Post 7

In this blog post, I will be using a loan amount and annual income to predict interest rates of a personal loan for the use of credit card payment. I am now using 2 variables in my linear regression model. I ran this code to better predict the interest rate for a loan compared to the last model discussed in post 6.

Looking at the p-value, we can see that the even with a alpha value of 0.02, a 95% confidence interval, both our independent variables pass for significance with t values of 26.229 and -2.351. Looking at the second variable, we can see that it is significant, but it is not as good as a relationship compared to our first variable.

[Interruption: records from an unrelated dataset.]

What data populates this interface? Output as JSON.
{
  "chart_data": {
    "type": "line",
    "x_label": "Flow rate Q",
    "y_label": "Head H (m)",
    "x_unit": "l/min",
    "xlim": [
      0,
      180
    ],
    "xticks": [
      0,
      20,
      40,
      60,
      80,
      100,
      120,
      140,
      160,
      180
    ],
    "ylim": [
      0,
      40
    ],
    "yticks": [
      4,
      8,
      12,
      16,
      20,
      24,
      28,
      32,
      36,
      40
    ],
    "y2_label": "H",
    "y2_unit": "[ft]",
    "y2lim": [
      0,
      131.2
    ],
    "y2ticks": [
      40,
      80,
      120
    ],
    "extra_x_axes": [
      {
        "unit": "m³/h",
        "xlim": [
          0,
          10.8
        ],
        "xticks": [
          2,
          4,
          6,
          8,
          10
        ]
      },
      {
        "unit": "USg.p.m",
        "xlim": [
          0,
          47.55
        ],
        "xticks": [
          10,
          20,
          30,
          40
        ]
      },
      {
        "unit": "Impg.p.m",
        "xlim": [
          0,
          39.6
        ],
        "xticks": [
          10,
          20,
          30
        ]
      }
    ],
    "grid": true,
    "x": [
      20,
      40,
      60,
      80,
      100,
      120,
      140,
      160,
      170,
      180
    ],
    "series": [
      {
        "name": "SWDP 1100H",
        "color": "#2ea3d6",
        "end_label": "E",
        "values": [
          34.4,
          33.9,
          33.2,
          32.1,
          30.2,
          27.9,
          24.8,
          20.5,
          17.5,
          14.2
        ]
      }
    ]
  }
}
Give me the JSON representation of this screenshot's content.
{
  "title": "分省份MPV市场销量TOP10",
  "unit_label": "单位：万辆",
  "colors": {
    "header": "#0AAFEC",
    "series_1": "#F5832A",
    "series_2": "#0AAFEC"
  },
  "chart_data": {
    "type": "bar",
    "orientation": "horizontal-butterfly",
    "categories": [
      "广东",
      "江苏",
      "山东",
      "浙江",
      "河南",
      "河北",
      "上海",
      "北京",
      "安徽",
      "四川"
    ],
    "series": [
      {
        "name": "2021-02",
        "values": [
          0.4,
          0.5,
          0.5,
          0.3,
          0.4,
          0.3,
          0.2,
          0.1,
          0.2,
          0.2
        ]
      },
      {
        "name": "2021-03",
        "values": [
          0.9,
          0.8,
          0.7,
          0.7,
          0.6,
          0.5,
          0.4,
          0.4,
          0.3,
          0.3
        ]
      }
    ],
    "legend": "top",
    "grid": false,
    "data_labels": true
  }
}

In regards to the coefficients, we have a coefficient for annual income of -0.00000002311 which means for every 1 dollar increase in annual income, the interest rate decreases 0.000000023110. To but this in better perspective, for every 10,000 dollars increased it will be a 0.0002311 decrease in the interest rate (0.02311%). Now, looking at the loan amount coefficient we can interpret this number as for every 1 dollar increase in the loan, we will normally see a 0.000001836704 increase in the interest rate. Again to put this into perspective, for every 10000 dollars increase in the loan, you will see an increase in the interest rate of 0.01836704 (1.837%).

When we look at the R-squared value of 0.1238, we can interpret this as 12.38% of the data variation is described by the relationship between the 2 variables tested within our linear regression model. On the other side of this number, we can see that a whopping 87.62% of the data variation is NOT explained by the 2 variables, which leads me to believe that there is some other factor that may be affecting interest rates outside of the dataset. Between this linear regression model and the one shown in post 6, there has been a .07 increase in the R-squared value. This leads me to believe that there is not a huge difference when adding the second variable into the linear regression model, even though the second variable IS significant to interest rates.

Just for fun, we will see what happens if I add a third variable into the set.

Something that I noticed when I added this third value of total payment is that the R-squared value increased, BUT also decreased the significance of the annual income and loan amount when determining a relationship between the variable and interest rates.